Data Drift
==========

To illustrate data drift monitoring, consider the following example. First we create two datasets, `d1` and `d2`,
both a random sample of 1000 points from a normal distribution. We then create a `DataDriftMonitor` instance and
take snapshots of `d1` and `d2`. Finally, we compare the two snapshots and plot the results.

.. code:: python

    import numpy as np

    mu = 0; sigma = 0.1
    d1 = np.random.normal(mu, sigma, 10000)
    mu = 1; sigma = 0.1
    d2 = np.random.normal(mu, sigma, 10000)

.. code:: python

   from omegaml.backends.monitoring import DataDriftMonitor

   with om.runtime.experiment('foo', recreate=True) as exp:
    mon = DataDriftMonitor(tracking=exp)
    mon.snapshot(d1)
    mon.snapshot(d2)

   stats = mon.compare()
   stats.plot('0')

.. image:: /images/mon_0hist_drift.png

We can see that the two datasets are similar, as expected, in that they both show a normal distribution. However
the second dataset `d2` has a different mean and variance than the first dataset `d1`. This is reflected in the
plot.

Understanding drift statistics
------------------------------

We can show the data underlying the plot by showing the drift statistics dataframe.

.. code:: python

    stats.df

.. image:: /images/mon_0hist_drift_df.png


The dataframe shows the following information:

* `column`: the column name in the dataset used for the snapshot
* `statistic`: the statistic used to compare the two snapshots
* `value`: the value of the statistic test
* `pvalue`: the p-value of the test
* `score`: the drift score, which is normalized to -1 .. +1 where 0 means no drift and 1 means maximum drift
* `seq_from`: the sequence number of the first snapshot
* `seq_to`: the sequence number of the second snapshot
* `dt_from`: the timestamp of the first snapshot
* `dt_to`: the timestamp of the second snapshot
* `baseline`: the baseline snapshot used for comparison
* `target`: the snapshot used for comparison

The following statistics are computed automatically:

* `ks`: The Kolmogorov-Smirnov statistic (for numeric data)
* `wasserstein`: The Wasserstein distance (for numeric data)
* `chisq`: The Chi-Square statistic (for categorical data)
* `mean`: The mean difference (the mean drift score for all columns)

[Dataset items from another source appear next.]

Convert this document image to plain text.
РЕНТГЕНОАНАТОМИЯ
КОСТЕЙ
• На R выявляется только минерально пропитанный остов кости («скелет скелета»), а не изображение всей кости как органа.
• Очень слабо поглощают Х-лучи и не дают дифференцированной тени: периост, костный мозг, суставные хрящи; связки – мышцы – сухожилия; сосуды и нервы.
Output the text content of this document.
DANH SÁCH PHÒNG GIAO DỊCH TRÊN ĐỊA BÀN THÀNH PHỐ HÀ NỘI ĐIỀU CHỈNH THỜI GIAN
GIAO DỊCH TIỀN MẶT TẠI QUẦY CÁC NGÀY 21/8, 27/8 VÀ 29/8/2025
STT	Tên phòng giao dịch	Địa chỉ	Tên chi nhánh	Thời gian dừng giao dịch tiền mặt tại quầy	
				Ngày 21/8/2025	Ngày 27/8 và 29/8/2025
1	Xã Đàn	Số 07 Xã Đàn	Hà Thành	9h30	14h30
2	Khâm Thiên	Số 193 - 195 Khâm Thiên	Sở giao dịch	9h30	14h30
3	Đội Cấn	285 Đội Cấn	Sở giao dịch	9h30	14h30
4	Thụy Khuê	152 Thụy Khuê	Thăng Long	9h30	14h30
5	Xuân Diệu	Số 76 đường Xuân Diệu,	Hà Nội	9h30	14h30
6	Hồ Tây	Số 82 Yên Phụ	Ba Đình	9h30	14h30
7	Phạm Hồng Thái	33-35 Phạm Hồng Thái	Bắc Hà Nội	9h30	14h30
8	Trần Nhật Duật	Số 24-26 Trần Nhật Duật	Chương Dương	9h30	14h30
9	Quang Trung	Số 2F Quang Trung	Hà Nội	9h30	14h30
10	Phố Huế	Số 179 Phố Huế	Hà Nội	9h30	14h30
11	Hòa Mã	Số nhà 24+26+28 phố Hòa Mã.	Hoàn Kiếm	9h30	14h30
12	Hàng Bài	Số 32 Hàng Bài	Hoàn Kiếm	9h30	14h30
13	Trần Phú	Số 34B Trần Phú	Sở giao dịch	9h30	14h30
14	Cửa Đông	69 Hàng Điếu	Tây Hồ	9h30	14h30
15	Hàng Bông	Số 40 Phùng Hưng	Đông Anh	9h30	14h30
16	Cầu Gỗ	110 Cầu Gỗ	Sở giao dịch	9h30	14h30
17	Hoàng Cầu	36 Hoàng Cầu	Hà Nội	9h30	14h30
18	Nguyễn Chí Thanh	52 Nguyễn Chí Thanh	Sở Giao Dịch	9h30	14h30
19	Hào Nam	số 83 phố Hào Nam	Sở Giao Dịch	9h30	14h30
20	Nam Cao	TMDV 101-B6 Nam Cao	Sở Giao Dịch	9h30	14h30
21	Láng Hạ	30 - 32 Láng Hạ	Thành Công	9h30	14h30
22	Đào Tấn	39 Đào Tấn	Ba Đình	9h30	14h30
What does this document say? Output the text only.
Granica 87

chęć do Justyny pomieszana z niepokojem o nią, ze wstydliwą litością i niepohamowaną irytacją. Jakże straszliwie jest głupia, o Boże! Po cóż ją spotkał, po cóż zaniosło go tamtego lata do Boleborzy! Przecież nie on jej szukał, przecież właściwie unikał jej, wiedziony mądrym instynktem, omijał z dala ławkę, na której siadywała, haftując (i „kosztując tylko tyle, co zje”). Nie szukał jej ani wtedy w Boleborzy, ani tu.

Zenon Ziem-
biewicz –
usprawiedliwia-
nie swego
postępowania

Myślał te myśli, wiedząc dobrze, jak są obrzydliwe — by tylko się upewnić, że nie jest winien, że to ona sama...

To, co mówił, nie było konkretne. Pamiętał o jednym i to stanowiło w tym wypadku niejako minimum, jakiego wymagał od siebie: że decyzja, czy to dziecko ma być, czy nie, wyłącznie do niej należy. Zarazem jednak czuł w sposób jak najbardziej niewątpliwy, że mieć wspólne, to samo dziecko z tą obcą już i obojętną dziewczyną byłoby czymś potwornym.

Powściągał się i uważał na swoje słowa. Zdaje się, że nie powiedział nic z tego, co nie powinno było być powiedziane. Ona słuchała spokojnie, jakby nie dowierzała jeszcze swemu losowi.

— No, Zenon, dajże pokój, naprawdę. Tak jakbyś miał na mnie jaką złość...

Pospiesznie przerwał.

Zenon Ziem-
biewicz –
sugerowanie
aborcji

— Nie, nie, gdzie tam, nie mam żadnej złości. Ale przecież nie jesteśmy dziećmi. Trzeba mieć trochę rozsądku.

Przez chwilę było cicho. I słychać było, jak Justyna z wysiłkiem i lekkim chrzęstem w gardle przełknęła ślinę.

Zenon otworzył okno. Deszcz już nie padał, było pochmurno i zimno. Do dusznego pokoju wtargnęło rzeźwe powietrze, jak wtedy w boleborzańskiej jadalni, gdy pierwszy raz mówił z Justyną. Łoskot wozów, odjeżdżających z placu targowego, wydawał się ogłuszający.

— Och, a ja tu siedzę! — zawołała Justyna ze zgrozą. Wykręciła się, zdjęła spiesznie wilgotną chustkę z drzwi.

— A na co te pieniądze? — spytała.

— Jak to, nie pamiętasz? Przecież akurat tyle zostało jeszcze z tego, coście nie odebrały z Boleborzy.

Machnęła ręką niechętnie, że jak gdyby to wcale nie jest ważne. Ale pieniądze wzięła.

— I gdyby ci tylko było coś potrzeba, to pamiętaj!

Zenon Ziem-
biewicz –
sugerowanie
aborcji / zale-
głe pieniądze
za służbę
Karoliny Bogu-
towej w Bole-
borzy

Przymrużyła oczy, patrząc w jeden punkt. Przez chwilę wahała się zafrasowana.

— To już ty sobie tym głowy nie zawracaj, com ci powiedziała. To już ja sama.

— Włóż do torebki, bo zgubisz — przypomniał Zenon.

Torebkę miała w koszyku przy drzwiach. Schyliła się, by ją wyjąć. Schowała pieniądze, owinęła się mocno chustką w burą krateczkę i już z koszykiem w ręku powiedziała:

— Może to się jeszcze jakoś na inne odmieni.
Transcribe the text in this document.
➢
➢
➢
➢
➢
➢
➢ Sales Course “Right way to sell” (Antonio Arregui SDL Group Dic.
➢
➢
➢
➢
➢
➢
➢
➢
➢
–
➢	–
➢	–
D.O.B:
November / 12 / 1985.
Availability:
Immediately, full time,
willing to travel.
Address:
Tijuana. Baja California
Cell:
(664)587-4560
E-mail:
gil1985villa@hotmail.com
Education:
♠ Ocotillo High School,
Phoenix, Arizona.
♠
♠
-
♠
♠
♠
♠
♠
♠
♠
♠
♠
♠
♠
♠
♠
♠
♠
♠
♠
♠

The sequence number and timestamp are used to track the order of snapshots. Each new call to the
`monitor.snapshot()` method adds a new snapshot, and thus increases the sequence by one. The first snapshot
is assigned sequence 0.

Comparing snapshots
-------------------

To compare snapshots, we can specify the specific sequence numbers to compare, either the absolute
sequence `(0 .. n)`, where `n` is the number of snapshots available, or `len(monitor)`, or as a relative
negative index. By default the last two snapshots are compared.

.. code::

    # compare the most recent snapshots
    stats = mon.compare() # this is equivalent to calling mon.compare(seq=[-2, -1])

If there are more than two snapshots, we can compare any two snapshots by specifying their relative
sequence numbers, e.g. to compare the first and last snapshots:

.. code::

    # add a new snapshot
    mu = 1; sigma = 0.5
    d3 = np.random.normal(mu, sigma, 10000)
    mon.snapshot(d3)

    # compare the first and last snapshots
    stats = mon.compare(seq=[0, -1])
    stats.plot('0')

.. image:: /images/mon_2hist_drift.png

It is common to have a baseline snapshot that is used for comparison to multiple snapshots taken over time.
We can get this comparison by specifying the baseline sequence number or the baseline name. The baseline
snapshot is the first snapshot taken, i.e. the one with sequence number 0. We can also specify the baseline
by sequence number, using the `baseline=` kwarg.

.. code::

    # compare all snapshots to the baseline
    stats = mon.compare(seq='baseline') # compare all snapshots to the baseline

An alternative to comparing all snapshots to the baseline is to compare all snapshots to their immediate
predecessor. This is useful to see how the data drifts over time, assuming that each snapshots represents
a new baseline. We can do this by specifying `seq='series'`:

.. code::

    # compare all snapshots to their immediate predecessor
    stats = mon.compare(seq='series')


Plotting drift over time
------------------------

To plot the drift score over time, we can use the `plot()` method with `kind='time'`:

.. code::

   stats.plot('0', kind='time')

.. image:: /images/mon_0time_drift.png

This plot shows the drift score between the first snapshot and all subsequent snapshots. The drift score is
normalized to -1 .. +1 where 0 means no drift and 1 means maximum drift.

To analyze drift with respect to a specific statistic, specify `statistic=<metric>`:

.. code::

    stats.plot('0', statistic='ks', kind='time')

.. image:: /images/mon_0hist_drift_ks.png

To see the statistic's specific values, we can directly filter the drift statistics dataframe:

.. code::

    stats.df['0', 'ks']

.. image:: /images/mon_0hist_drift_ks_df.png